Workers’ Comp Study Reveals Top Ways to Close Claims Performance Gap

August 6, 2018

A five-year analysis of more than 1,700 claims executives benchmarking data by Rising Medical Solutions identifies the top three practices claims organizations should adopt to join their more successful peers, or risk falling further behind.

Just 24 percent of claims organizations are high performers, according to the Workers’ Compensation Benchmarking Study. A new white paper released by the study group – “How to Close the Claims Performance Gap: Top 3 Findings in 5 Years of the Workers’ Compensation Benchmarking Study” – asks, what do the other 76 percent need to do to catch up?

The report provides a clear picture of how outcome-based activities that dominate top claims strategies. Co-authored by study program director Rachel Fikes and industry journalist Peter Rousmaniere, the report reveals how high performers outpace lower performers up to 10 times more in their use of certain key practices.

“With so many competencies claim departments are often asked to excel at, it can be difficult to decipher exactly which practices will actually move the needle,” said Fikes. “For those organizations that choose to close the performance gap, the data is clear on how to narrow the divide between average and superior performance.”
Top claims performers:

  1. Focus on medical and return to work management and compensability investigations. Respondents indicated these were the “top three most critical to claim outcomes.”
  2. Invest more in equipping and training claims staff. According to the white paper, “higher performers are more likely to raise staff performance expectations, spend money on training, and nurture mastery throughout their adjusters’ careers.”
  3. Invest in technology. The authors wrote, “the most successful claims organizations are far more likely to have higher IT budgets, utilize predictive modeling, and invest in other metrics-gathering tools and techniques.”

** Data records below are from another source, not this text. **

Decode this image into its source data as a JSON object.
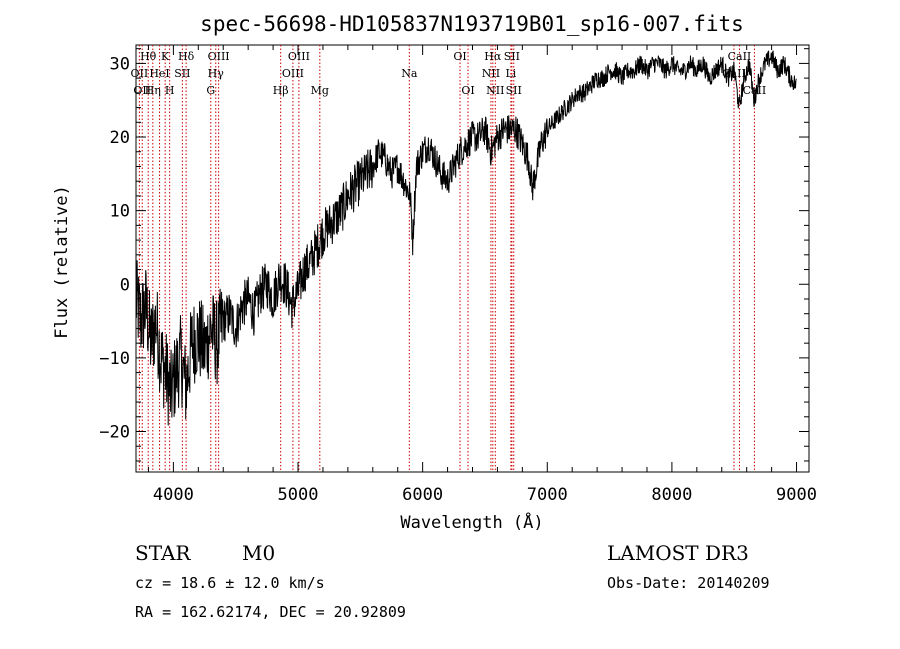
{
  "chart_data": {
    "type": "line",
    "title": "spec-56698-HD105837N193719B01_sp16-007.fits",
    "xlabel": "Wavelength (Å)",
    "ylabel": "Flux (relative)",
    "xlim": [
      3700,
      9100
    ],
    "ylim": [
      -25.5,
      32.5
    ],
    "xticks": [
      4000,
      5000,
      6000,
      7000,
      8000,
      9000
    ],
    "yticks": [
      -20,
      -10,
      0,
      10,
      20,
      30
    ],
    "series": [
      {
        "name": "flux",
        "x": [
          3700,
          3740,
          3780,
          3820,
          3860,
          3900,
          3940,
          3980,
          4020,
          4060,
          4100,
          4150,
          4200,
          4250,
          4300,
          4350,
          4400,
          4450,
          4500,
          4550,
          4600,
          4650,
          4700,
          4750,
          4800,
          4850,
          4900,
          4950,
          5000,
          5050,
          5100,
          5150,
          5200,
          5250,
          5300,
          5350,
          5400,
          5450,
          5500,
          5550,
          5600,
          5650,
          5700,
          5750,
          5800,
          5850,
          5900,
          5920,
          5950,
          6000,
          6050,
          6100,
          6150,
          6200,
          6250,
          6300,
          6350,
          6400,
          6450,
          6500,
          6550,
          6600,
          6650,
          6700,
          6750,
          6800,
          6850,
          6880,
          6950,
          7000,
          7050,
          7100,
          7150,
          7200,
          7250,
          7300,
          7350,
          7400,
          7450,
          7500,
          7550,
          7600,
          7650,
          7700,
          7750,
          7800,
          7850,
          7900,
          7950,
          8000,
          8050,
          8100,
          8150,
          8200,
          8250,
          8300,
          8350,
          8400,
          8450,
          8500,
          8540,
          8580,
          8620,
          8660,
          8700,
          8750,
          8800,
          8850,
          8900,
          8950,
          9000
        ],
        "y": [
          -2,
          -5,
          -3,
          -8,
          -5,
          -10,
          -12,
          -15,
          -12,
          -10,
          -14,
          -8,
          -7,
          -9,
          -6,
          -8,
          -5,
          -4,
          -6,
          -3,
          -2,
          -4,
          -1,
          0,
          -2,
          1,
          0,
          -3,
          -1,
          2,
          3,
          5,
          7,
          8,
          9,
          10,
          12,
          13,
          14,
          15,
          16,
          18,
          17,
          15,
          16,
          14,
          12,
          6,
          16,
          18,
          19,
          17,
          15,
          14,
          16,
          18,
          19,
          20,
          20,
          21,
          18,
          20,
          21,
          21,
          21,
          19,
          17,
          13,
          19,
          21,
          22,
          23,
          24,
          25,
          26,
          26,
          27,
          28,
          28,
          29,
          29,
          28,
          29,
          29,
          30,
          29,
          30,
          30,
          29,
          30,
          29,
          29,
          30,
          29,
          30,
          28,
          29,
          30,
          28,
          29,
          24,
          28,
          30,
          25,
          28,
          30,
          31,
          29,
          30,
          28,
          27
        ]
      }
    ],
    "line_markers": [
      {
        "wavelength": 3727,
        "label": "OII",
        "row": 2
      },
      {
        "wavelength": 3750,
        "label": "OII",
        "row": 3
      },
      {
        "wavelength": 3798,
        "label": "Hθ",
        "row": 1
      },
      {
        "wavelength": 3835,
        "label": "Hη",
        "row": 3
      },
      {
        "wavelength": 3889,
        "label": "HeI",
        "row": 2
      },
      {
        "wavelength": 3934,
        "label": "K",
        "row": 1
      },
      {
        "wavelength": 3970,
        "label": "H",
        "row": 3
      },
      {
        "wavelength": 4072,
        "label": "SII",
        "row": 2
      },
      {
        "wavelength": 4102,
        "label": "Hδ",
        "row": 1
      },
      {
        "wavelength": 4300,
        "label": "G",
        "row": 3
      },
      {
        "wavelength": 4340,
        "label": "Hγ",
        "row": 2
      },
      {
        "wavelength": 4363,
        "label": "OIII",
        "row": 1
      },
      {
        "wavelength": 4861,
        "label": "Hβ",
        "row": 3
      },
      {
        "wavelength": 4959,
        "label": "OIII",
        "row": 2
      },
      {
        "wavelength": 5007,
        "label": "OIII",
        "row": 1
      },
      {
        "wavelength": 5175,
        "label": "Mg",
        "row": 3
      },
      {
        "wavelength": 5893,
        "label": "Na",
        "row": 2
      },
      {
        "wavelength": 6300,
        "label": "OI",
        "row": 1
      },
      {
        "wavelength": 6364,
        "label": "OI",
        "row": 3
      },
      {
        "wavelength": 6548,
        "label": "NII",
        "row": 2
      },
      {
        "wavelength": 6563,
        "label": "Hα",
        "row": 1
      },
      {
        "wavelength": 6583,
        "label": "NII",
        "row": 3
      },
      {
        "wavelength": 6708,
        "label": "Li",
        "row": 2
      },
      {
        "wavelength": 6716,
        "label": "SII",
        "row": 1
      },
      {
        "wavelength": 6731,
        "label": "SII",
        "row": 3
      },
      {
        "wavelength": 8498,
        "label": "CaII",
        "row": 2
      },
      {
        "wavelength": 8542,
        "label": "CaII",
        "row": 1
      },
      {
        "wavelength": 8662,
        "label": "CaII",
        "row": 3
      }
    ]
  },
  "info": {
    "class": "STAR",
    "subclass": "M0",
    "survey": "LAMOST DR3",
    "cz": "cz = 18.6 ± 12.0 km/s",
    "obs_date": "Obs-Date: 20140209",
    "radec": "RA = 162.62174, DEC =  20.92809"
  },
  "colors": {
    "line_marker": "#cc0000",
    "spectrum": "#000000",
    "axes": "#000000"
  }
}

Higher performers also tended to measure various core competencies, claims outcomes and utilize predictive analytics.
Better closing ratios was also found to be indicative of a well-run claims organization. The report stated that, “Claims experts agree that a claims ratio of 101% or higher is a reliable sign that the organization is managing claims outcomes effectively.”

The key takeaway from the latest study analysis is that workers comp claims organizations need to focus and measure key core competencies in order to improve performance.